Let $f_n:\mathbb{R}^2\to\mathbb{R}^+$ and $h:\mathbb{R}^2\to\mathbb{R}^+$, such that $f_n(x_1,x_2)\to f(x_1,x_2)$, in order to apply the dominated convergence theorem to obtain $$ \lim_{n\to\infty}\int_{-\infty}^{\infty}\int_{-\infty}^{\infty} \int_{-\infty}^{\infty} \int_{-\infty}^{\infty} f_n(x_1,x_2)h(y,z)dydzdx_1dx_2=\int_{-\infty}^{\infty}\int_{-\infty}^{\infty} \int_{-\infty}^{\infty} \int_{-\infty}^{\infty} f(x_1,x_2)h(y,z)dydzdx_1dx_2, $$ what do I have to verify about the functions in the integrand?

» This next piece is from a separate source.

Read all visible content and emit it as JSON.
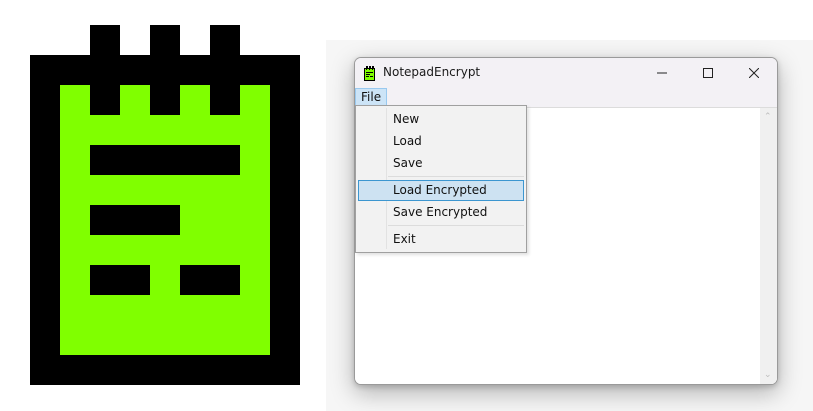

Well, I know I have to verify that $f_n$ is bounded for all $n$ and $(x_1,x_2)$ and the RHS integration must be finite, but is that it? or do I have to verify something else?

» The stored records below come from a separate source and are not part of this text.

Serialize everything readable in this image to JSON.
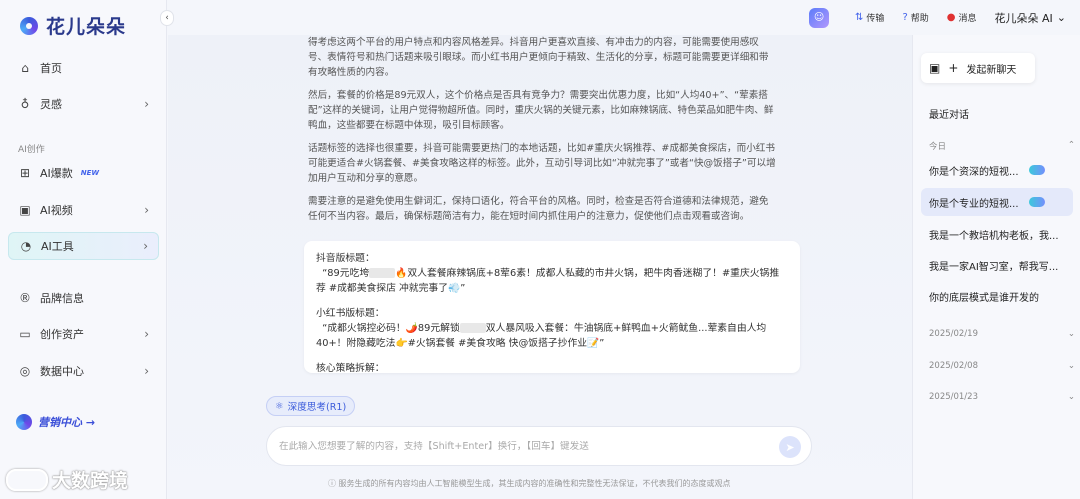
{
  "brand": {
    "name": "花儿朵朵"
  },
  "sidebar": {
    "items": [
      {
        "label": "首页",
        "icon": "home-icon"
      },
      {
        "label": "灵感",
        "icon": "lightbulb-icon"
      },
      {
        "label": "AI爆款",
        "icon": "hot-icon",
        "badge": "NEW"
      },
      {
        "label": "AI视频",
        "icon": "video-icon"
      },
      {
        "label": "AI工具",
        "icon": "tool-icon"
      },
      {
        "label": "品牌信息",
        "icon": "brand-icon"
      },
      {
        "label": "创作资产",
        "icon": "folder-icon"
      },
      {
        "label": "数据中心",
        "icon": "data-icon"
      }
    ],
    "section_label": "AI创作",
    "marketing_label": "营销中心 →"
  },
  "watermark": {
    "text": "大数跨境"
  },
  "topbar": {
    "transfer_label": "传输",
    "help_label": "帮助",
    "messages_label": "消息",
    "user_label": "花儿朵朵 AI"
  },
  "chat": {
    "reasoning": [
      "得考虑这两个平台的用户特点和内容风格差异。抖音用户更喜欢直接、有冲击力的内容，可能需要使用感叹号、表情符号和热门话题来吸引眼球。而小红书用户更倾向于精致、生活化的分享，标题可能需要更详细和带有攻略性质的内容。",
      "然后，套餐的价格是89元双人，这个价格点是否具有竞争力？需要突出优惠力度，比如“人均40+”、“荤素搭配”这样的关键词，让用户觉得物超所值。同时，重庆火锅的关键元素，比如麻辣锅底、特色菜品如肥牛肉、鲜鸭血，这些都要在标题中体现，吸引目标顾客。",
      "话题标签的选择也很重要，抖音可能需要更热门的本地话题，比如#重庆火锅推荐、#成都美食探店，而小红书可能更适合#火锅套餐、#美食攻略这样的标签。此外，互动引导词比如“冲就完事了”或者“快@饭搭子”可以增加用户互动和分享的意愿。",
      "需要注意的是避免使用生僻词汇，保持口语化，符合平台的风格。同时，检查是否符合道德和法律规范，避免任何不当内容。最后，确保标题简洁有力，能在短时间内抓住用户的注意力，促使他们点击观看或咨询。"
    ],
    "answer": {
      "douyin_heading": "抖音版标题：",
      "douyin_a": "“89元吃垮",
      "douyin_b": "🔥双人套餐麻辣锅底+8荤6素！成都人私藏的市井火锅，耙牛肉香迷糊了！#重庆火锅推荐 #成都美食探店 冲就完事了💨”",
      "xhs_heading": "小红书版标题：",
      "xhs_a": "“成都火锅控必码！🌶️89元解锁",
      "xhs_b": "双人暴风吸入套餐：牛油锅底+鲜鸭血+火箭鱿鱼...荤素自由人均40+！附隐藏吃法👉#火锅套餐 #美食攻略 快@饭搭子抄作业📝”",
      "strategy_heading": "核心策略拆解："
    },
    "deep_think_label": "深度思考(R1)",
    "input_placeholder": "在此输入您想要了解的内容，支持【Shift+Enter】换行，【回车】键发送",
    "disclaimer": "ⓘ 服务生成的所有内容均由人工智能模型生成，其生成内容的准确性和完整性无法保证，不代表我们的态度或观点"
  },
  "right": {
    "new_chat_label": "发起新聊天",
    "recent_title": "最近对话",
    "groups": [
      {
        "label": "今日",
        "expanded": true
      },
      {
        "label": "2025/02/19",
        "expanded": false
      },
      {
        "label": "2025/02/08",
        "expanded": false
      },
      {
        "label": "2025/01/23",
        "expanded": false
      }
    ],
    "conversations": [
      "你是个资深的短视...",
      "你是个专业的短视...",
      "我是一个教培机构老板，我...",
      "我是一家AI智习室，帮我写...",
      "你的底层模式是谁开发的"
    ]
  }
}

DCT applies to integration w.r.t any measure. Your multiple integrals are just integrals w.r.t Lebesgue measure on $\mathbb R^{4}$. So you need the usual assumption that $|f_n(x_1,x_2)h(y,z)| \leq |\phi (x_1,x_2,y,z)|$ with $|\phi (x_1,x_2,y,z)|$ integrable over $\mathbb R^{4}$.
(Since Lebesgue measure is an infinite measure uniform boundeness of $f_n$'s is not good enough).